Tallest forest

- Who
- Rockefeller Forest
- What
- 130 total number
- Where
- United States
- When
- 2020
The world’s tallest forest is Rockefeller Forest within Humboldt Redwoods State Park in northern California, USA, whose upper canopy consists of coast redwoods (Sequoia sempervirens). The alluvial flats surrounding Bull Creek and adjacent Eel River occupy only 344 hectares (850 acres), yet contain 130 trees that are >107 m (>351 ft) tall, including 30 trees that stand taller than 110 m (360 ft 10.7 in). This equates to a density of one >107 m (>351 ft) tree for every 2.6 hectares (6.4 acres), or 0.37 trees per hectare.

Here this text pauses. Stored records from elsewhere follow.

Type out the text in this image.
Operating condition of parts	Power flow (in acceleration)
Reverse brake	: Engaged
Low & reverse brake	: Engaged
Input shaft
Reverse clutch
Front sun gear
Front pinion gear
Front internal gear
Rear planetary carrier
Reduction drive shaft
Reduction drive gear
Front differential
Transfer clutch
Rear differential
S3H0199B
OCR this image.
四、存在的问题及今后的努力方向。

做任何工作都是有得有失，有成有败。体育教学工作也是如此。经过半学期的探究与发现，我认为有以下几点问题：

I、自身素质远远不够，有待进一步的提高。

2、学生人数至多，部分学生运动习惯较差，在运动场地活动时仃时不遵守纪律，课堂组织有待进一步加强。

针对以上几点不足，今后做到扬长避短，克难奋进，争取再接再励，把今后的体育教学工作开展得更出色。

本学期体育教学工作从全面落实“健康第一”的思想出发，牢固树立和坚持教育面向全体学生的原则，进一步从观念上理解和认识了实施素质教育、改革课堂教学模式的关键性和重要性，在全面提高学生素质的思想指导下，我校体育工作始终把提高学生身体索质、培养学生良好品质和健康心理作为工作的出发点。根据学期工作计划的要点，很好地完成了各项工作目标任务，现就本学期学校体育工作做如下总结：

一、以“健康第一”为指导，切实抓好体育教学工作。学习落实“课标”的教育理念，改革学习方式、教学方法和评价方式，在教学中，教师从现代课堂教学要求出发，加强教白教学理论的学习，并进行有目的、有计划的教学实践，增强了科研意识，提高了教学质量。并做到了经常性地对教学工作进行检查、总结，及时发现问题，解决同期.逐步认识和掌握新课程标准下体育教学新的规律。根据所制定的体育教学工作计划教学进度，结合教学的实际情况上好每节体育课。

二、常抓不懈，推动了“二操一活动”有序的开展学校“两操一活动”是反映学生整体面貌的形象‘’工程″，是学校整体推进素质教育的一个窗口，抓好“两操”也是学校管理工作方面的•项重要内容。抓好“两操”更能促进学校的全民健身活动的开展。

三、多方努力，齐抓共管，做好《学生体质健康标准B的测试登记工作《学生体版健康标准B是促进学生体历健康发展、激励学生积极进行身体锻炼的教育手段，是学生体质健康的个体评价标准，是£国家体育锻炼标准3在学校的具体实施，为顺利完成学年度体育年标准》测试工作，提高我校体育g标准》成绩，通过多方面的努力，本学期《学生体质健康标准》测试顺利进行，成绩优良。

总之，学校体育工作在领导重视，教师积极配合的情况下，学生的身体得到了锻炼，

The Rockefeller Forest is home to several coast redwoods that were previously recognized as the tallest living trees. The largest of these is the Stratosphere Giant, discovered by Chris Atkins (USA) in August 2000, and measuring 112.7 m (370 ft) as of July 2004. As of 2013, it had grown to 113.61 m (372 ft 8.8 in) and was listed as the third-tallest living tree on the planet.
Six years after discovering the Stratosphere Giant, Atkins (along with Michael Taylor) would go on to discover the current holder of the record: Hyperion, another coast redwood, located in Redwood National Park in California, USA. Hyperion stood 116.07 m (380 ft 9.7 in) tall when last measured in 2019.
Rockefeller Forest is named after American financier and philanthropist John D Rockefeller Jr, who donated $2 million to the Save the Redwoods League in the late 1920s, so that it could purchase this tract of land from the Pacific Lumber Company and put legislation in place to protect and preserve it.